Gorizia, Magi sul migrante morto nel Cpr: «Pestato tre volte dagli agenti»
Il deputato Riccardo Magi torna a parlare del caso del Centro di permanenza per il rimpatrio (Cpr) di Gradisca dove il 19 gennaio è morto un georgiano di 38 anni, Vekhtang Enukidze. In un’intervista a Repubblica Magi ribadisce che a portare alla morte dell’uomo non sarebbe stata una rissa tra detenuti ma un presunto pestaggio da parte delle forze dell’ordine, «ancora da verificare», dichiara Magi.
Magi ha raccolto 8 testimonianze diverse secondo cui il georgiano sarebbe stato picchiato da otto-dieci agenti il 14 gennaio. Non solo questo: secondo altri detenuti il migrante sarebbe stato pestato per ben tre volte dalle forze di polizia
La dinamica del pestaggio del 14 gennaio
Uno dei detenuti più anziani intervistati da Magi ha raccontato che quattro giorni prima della morte di Enukidze, avvenuta il 18 gennaio, gli agenti lo avrebbero colpito alla nuca e alla schiena, trascinandolo via per i piedi.
La rissa è nata, secondo uno dei gestori del Cpr, perché un egiziano di 27 anni, compagno di cella di Enukidze, sugli ordini degli agenti aveva buttato via delle schegge di plexiglas che il migrante georgiano aveva ricavato spaccando un pannello.
Le condizioni nel Cpr «fuori controllo»
Per Magi la struttura è semplicemente «fuori controllo». Il deputato ha raccontato di essere stato accolto da un agente in tenuta antisommossa durante la sua visita a causa delle tensioni nel Cpr, dove sono comuni e diffusi i casi di autolesionismo.
«Durante la visita trovo migranti con profondi tagli auto-inflitti sulle braccia e sull’addome. Alcuni sembrano in stato semi-confusionale, indice di un uso massiccio di calmanti e psicofarmaci», ha spiegato il deputato a Repubblica.

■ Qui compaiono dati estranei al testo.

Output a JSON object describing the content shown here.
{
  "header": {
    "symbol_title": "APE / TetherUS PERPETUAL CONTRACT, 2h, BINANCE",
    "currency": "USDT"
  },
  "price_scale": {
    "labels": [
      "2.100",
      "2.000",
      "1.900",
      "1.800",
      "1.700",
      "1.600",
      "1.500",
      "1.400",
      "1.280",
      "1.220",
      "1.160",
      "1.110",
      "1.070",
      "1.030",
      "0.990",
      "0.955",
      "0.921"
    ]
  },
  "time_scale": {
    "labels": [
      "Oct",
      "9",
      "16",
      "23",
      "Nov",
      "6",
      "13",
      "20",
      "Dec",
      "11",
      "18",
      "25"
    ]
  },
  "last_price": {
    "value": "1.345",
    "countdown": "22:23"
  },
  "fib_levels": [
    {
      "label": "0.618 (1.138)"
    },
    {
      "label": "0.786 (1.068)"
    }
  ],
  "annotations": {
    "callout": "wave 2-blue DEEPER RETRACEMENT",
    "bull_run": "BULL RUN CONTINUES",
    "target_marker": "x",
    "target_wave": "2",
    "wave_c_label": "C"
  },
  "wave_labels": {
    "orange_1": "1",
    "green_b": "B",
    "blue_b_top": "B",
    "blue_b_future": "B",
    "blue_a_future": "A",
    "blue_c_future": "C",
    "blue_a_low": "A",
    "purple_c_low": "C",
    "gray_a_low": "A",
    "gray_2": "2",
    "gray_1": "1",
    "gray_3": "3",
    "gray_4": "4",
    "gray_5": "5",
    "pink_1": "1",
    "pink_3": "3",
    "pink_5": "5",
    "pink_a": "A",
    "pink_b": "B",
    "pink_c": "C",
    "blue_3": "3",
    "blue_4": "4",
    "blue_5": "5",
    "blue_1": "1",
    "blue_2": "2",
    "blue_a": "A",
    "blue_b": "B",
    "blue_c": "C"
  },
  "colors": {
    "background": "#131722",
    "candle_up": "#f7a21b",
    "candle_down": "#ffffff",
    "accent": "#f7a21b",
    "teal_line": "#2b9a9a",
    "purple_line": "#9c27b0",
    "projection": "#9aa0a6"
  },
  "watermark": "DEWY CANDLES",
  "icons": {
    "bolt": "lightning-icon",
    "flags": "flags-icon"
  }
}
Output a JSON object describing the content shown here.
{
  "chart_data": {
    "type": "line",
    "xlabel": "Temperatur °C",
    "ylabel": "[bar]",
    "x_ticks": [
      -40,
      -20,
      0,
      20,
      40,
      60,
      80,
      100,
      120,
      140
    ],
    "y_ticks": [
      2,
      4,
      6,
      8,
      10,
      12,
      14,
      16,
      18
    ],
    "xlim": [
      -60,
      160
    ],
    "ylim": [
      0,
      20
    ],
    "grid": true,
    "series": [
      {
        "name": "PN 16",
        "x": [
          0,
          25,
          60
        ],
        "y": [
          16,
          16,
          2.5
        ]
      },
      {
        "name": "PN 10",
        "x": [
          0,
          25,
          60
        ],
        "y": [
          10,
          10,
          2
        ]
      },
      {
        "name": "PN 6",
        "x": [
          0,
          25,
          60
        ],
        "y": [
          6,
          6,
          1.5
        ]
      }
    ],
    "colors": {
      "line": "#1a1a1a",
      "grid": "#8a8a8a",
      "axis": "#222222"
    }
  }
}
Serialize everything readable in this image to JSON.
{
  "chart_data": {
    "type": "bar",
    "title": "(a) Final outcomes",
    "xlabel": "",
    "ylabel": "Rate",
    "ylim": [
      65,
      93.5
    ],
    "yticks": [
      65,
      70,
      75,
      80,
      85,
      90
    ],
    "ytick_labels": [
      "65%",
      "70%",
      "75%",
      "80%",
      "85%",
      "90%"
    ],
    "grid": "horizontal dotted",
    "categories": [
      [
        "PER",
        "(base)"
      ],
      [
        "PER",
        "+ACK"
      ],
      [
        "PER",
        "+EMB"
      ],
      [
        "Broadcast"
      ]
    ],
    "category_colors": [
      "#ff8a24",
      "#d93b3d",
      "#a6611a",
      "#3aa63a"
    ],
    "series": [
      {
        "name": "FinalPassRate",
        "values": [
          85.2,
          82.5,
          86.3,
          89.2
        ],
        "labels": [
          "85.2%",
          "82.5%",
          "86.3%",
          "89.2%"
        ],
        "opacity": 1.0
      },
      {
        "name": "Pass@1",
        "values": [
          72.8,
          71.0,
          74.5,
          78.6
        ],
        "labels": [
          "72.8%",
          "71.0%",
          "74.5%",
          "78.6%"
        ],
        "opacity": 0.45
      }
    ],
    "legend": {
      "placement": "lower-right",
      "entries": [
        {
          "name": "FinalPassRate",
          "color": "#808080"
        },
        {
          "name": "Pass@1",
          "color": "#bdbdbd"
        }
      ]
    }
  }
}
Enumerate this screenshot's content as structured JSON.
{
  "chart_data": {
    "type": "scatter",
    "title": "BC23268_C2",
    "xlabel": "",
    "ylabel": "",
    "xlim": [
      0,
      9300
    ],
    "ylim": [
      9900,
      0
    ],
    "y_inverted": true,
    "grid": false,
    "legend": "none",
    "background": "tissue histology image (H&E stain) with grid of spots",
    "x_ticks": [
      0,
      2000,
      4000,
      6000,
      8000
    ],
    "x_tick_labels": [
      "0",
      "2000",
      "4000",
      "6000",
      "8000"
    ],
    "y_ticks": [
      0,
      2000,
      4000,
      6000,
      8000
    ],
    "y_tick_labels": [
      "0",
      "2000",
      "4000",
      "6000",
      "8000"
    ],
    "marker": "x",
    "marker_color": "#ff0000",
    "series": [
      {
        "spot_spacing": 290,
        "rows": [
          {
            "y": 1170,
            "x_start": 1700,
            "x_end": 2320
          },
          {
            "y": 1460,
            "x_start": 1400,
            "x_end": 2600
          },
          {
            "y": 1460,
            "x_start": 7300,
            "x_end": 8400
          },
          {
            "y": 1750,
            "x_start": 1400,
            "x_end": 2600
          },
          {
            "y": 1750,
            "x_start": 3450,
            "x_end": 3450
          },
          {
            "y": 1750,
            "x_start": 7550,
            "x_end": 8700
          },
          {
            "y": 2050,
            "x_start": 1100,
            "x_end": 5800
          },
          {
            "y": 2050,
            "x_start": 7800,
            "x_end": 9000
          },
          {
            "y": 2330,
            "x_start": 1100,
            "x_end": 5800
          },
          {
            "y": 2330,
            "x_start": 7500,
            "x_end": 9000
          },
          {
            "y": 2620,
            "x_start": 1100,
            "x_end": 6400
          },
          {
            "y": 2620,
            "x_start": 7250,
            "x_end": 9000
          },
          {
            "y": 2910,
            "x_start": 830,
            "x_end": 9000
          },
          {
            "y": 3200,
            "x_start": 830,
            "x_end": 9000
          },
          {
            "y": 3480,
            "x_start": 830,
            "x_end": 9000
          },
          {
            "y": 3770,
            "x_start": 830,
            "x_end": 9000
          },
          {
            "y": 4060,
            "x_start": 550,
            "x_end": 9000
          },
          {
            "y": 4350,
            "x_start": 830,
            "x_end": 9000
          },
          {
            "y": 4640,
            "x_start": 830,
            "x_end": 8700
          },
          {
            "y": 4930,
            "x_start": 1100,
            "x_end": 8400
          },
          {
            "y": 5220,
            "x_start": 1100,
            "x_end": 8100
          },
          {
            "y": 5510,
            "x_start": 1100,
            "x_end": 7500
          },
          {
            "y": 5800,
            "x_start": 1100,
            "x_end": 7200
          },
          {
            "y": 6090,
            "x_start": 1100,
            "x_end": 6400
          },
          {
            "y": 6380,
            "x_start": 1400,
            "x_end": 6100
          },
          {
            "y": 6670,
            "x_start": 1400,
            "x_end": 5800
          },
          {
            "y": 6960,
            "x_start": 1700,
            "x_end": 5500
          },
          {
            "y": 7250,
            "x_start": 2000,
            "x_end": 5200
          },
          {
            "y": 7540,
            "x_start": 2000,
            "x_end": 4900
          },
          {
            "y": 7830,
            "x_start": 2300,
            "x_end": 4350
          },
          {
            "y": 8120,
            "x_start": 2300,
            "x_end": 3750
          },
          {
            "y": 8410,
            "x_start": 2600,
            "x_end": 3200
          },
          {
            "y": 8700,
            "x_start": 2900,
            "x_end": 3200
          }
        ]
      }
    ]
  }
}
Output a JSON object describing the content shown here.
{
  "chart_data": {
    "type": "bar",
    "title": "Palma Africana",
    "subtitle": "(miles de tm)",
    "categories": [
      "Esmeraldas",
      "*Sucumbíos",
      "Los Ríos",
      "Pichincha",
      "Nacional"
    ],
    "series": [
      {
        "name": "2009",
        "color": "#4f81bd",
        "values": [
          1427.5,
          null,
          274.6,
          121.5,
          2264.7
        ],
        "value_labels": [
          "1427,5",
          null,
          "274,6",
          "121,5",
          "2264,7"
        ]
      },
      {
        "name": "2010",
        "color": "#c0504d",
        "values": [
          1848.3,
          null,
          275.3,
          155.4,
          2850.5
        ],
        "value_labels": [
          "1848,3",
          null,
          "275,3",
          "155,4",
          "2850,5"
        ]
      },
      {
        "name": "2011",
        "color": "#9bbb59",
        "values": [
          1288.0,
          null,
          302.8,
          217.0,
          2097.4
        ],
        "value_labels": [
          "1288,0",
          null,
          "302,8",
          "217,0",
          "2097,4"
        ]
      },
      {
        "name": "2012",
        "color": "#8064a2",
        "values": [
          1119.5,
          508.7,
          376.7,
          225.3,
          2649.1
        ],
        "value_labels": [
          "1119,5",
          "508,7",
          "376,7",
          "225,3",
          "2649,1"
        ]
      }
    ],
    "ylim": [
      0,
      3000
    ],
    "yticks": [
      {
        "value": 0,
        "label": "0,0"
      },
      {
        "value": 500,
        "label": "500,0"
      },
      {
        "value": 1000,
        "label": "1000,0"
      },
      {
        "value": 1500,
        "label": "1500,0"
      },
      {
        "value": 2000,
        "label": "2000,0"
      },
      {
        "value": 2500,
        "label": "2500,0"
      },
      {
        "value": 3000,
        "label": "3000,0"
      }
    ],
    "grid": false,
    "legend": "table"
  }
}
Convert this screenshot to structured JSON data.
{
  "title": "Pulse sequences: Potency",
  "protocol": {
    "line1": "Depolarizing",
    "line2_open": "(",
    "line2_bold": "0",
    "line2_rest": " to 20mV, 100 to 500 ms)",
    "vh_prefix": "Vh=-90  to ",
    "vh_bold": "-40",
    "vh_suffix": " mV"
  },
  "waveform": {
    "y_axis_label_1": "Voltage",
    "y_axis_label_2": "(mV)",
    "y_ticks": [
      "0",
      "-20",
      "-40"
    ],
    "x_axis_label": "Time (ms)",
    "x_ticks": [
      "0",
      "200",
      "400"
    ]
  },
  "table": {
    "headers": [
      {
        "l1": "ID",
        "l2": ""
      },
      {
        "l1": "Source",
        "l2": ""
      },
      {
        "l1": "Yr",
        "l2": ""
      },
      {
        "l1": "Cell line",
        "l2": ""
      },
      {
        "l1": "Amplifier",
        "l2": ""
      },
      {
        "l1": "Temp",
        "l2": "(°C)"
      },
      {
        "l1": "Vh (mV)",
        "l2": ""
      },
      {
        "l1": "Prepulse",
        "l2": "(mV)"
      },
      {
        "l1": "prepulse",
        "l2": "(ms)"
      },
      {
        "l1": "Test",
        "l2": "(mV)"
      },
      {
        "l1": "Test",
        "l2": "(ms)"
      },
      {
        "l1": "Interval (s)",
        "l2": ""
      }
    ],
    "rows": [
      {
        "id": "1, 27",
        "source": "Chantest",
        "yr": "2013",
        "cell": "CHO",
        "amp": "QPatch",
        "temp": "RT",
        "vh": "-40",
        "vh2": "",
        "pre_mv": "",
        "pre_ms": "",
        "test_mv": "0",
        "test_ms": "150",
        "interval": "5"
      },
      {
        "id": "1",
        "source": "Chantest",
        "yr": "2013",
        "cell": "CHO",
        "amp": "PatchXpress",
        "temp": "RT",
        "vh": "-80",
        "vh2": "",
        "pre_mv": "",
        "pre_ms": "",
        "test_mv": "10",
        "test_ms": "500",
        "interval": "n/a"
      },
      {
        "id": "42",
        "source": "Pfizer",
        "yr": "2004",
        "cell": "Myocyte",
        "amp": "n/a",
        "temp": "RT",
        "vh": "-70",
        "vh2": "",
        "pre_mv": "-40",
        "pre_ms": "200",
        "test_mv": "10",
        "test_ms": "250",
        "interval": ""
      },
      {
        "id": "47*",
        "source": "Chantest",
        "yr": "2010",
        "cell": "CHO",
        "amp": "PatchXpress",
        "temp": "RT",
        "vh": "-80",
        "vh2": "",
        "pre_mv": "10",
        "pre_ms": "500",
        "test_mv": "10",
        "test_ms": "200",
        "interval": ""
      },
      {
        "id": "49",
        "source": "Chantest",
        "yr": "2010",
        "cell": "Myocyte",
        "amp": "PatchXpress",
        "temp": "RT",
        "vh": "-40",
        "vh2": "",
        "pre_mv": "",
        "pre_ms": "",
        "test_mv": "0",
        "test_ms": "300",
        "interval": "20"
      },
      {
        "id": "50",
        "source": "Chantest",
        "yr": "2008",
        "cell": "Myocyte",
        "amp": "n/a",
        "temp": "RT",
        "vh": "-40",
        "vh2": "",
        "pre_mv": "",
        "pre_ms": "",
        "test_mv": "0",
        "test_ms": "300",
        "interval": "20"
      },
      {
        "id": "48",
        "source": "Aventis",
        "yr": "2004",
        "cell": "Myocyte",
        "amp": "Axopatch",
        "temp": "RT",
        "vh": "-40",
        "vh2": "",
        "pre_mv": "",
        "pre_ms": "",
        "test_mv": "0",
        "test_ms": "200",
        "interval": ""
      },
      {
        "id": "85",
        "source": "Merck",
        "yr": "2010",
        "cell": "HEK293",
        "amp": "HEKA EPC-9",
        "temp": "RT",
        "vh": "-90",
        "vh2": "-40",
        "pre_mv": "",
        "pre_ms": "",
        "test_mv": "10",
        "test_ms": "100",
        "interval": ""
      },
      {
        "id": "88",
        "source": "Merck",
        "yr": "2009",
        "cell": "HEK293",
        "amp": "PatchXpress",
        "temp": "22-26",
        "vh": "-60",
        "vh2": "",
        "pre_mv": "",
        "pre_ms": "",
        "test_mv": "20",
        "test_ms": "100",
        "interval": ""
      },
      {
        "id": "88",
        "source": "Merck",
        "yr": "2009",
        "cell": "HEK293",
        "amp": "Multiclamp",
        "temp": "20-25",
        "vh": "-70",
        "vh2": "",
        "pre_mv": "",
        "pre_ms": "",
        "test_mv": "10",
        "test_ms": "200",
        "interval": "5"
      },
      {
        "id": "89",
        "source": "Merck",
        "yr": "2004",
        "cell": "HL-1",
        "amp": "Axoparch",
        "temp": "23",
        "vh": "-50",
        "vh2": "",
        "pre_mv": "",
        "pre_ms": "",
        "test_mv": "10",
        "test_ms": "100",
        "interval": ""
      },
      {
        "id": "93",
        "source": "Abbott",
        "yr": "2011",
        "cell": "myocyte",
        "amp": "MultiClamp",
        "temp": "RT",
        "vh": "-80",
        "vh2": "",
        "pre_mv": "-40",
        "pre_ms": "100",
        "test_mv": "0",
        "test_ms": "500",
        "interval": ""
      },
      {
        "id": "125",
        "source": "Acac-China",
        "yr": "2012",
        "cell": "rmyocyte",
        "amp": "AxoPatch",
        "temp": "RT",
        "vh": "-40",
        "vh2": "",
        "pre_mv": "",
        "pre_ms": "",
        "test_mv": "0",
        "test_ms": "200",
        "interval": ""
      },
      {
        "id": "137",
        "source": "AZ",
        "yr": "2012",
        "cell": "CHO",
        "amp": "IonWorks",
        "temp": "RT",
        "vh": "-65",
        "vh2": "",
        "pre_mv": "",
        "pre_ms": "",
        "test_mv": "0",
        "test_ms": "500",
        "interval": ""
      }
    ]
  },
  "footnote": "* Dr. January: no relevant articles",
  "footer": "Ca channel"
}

Mancano spazi di socialità, non c’è la mensa, i detenuti non hanno accesso a informazioni di tipo legale e anche i loro uso di cellulari è limitato, per evitare che i detenuti filmino ciò che accade nel centro. Se vogliono rimanere in possesso del proprio cellulare, spiega Magi, i detenuti sono obbligati a rompere la telecamera con un cacciavite.